If Americans want to preserve their arcane county-by-county electoral system, allow states to gerrymander electoral districts with the specific intention of stealing seats, and retain a president who thinks the constitution is little more than a ballroom napkin, that’s their choice. Their tepid response, seeming to believe everything will be magically restored by a favourable 2026 mid-term result, would suggest that the country is largely oblivious to its own far longer-term peril.
The international community as a whole needs to step up to oppose the systematic and rapid destruction of American democracy where that failure endangers the rest of us. Anschluss, as I have warned for a while, is in the cards with the Trump administration, and if Pierre Poilievre wins Monday’s by-election in Alberta, his Trumpian vision of Canada will be back in the House of Commons this fall to lay the groundwork to welcome that American takeover of our country.
There are actions Canada can take that we have so far been shy to, even under the calculating and surgical leadership of Mark Carney, and we can do so immediately.
Trump is not someone who makes deals, in spite of his rhetoric. He is a bully with a very thin skin whose ego matters to him more than any other trait. Stroking that ego only makes him want more; giving in simply moves his goal posts. It is time to send a more direct message, one directed at him and unmissable by the entire rest of his country.
With Trump rapidly bringing the United States toward his long-sought martial law, putting specific classes of people (for now) in concentration camps, rounding up the homeless, and threatening their allies and neighbours, travel to the United States is not exactly something that should be recommended. It is too easy for Canadians traveling in the United States to get caught up in the escalating curtailing of rights or find themselves disappeared into one of the American Gestapo’s concentration camps.
Yet the government of Canada’s official advice for those considering travel to the United States reads: “take normal security precautions” — as if everything really is normal.
The assessment is generic, saying in essence that there is crime in the United States as there is anywhere else and to behave accordingly. That there are repercussions for political opinion, the possibility of arrest and detention for merely looking foreign, and that the government is laying the groundwork for martial law is not even gently alluded to.
If we want to send a clear — and more honest — message about the United States, the travel advice should read how most Canadians are already taking visiting the US: “avoid all travel” just as our government website says about Russia.
Canadians are already avoiding the United States as a dangerous adversary. Even the Girl Guides will be cancelling all travel to the United States effective September 1st.
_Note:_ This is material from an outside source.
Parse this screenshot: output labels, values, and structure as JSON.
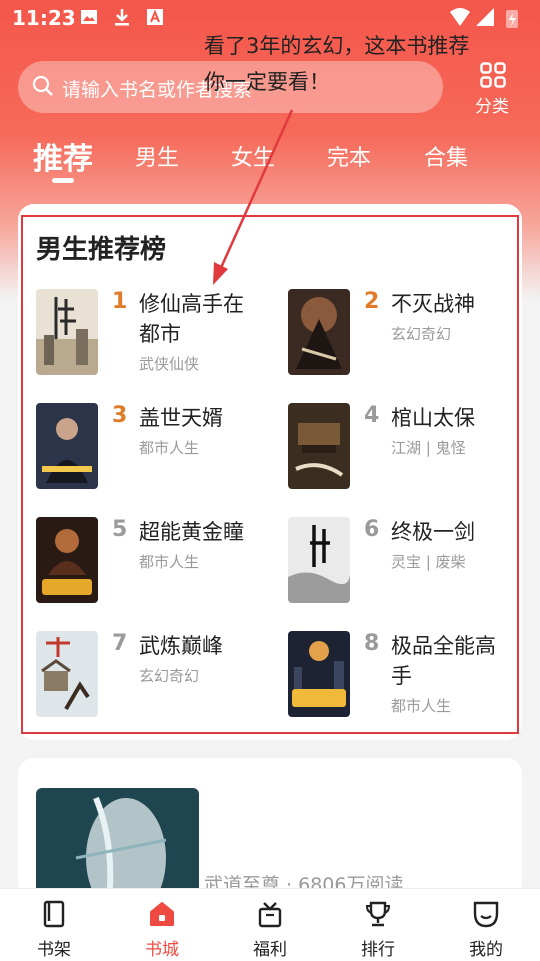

It is not only a matter of an economic boycott of tourism to the United States, but it is a question of the security and protection of our people.
Canada should be very publicly offering consular assistance in getting Canadians out of the United States and recommending that any Canadians traveling to the United States do so only for the most essential of travel, and register with the Registry of Canadians Abroad to ensure they can be found and brought home safely. If Canada has the courage to do this, allies will follow. The message, even for the most hard-core MAGAs, will be clear: nobody else in the world thinks America is on track for improved greatness.
The Canadian government has a duty to protect its citizens. Encouraging them to travel to the United States at this time is against this principle and will put Canadians in jeopardy. Considering travel conditions to the United States as perfectly normal does a disservice to Canadians and lends legitimacy to the actions of the American régime.
Trump is bringing in martial law, as spelled out in Project 2025, and the United States is no longer safe. Let’s all stop pretending any of this is normal.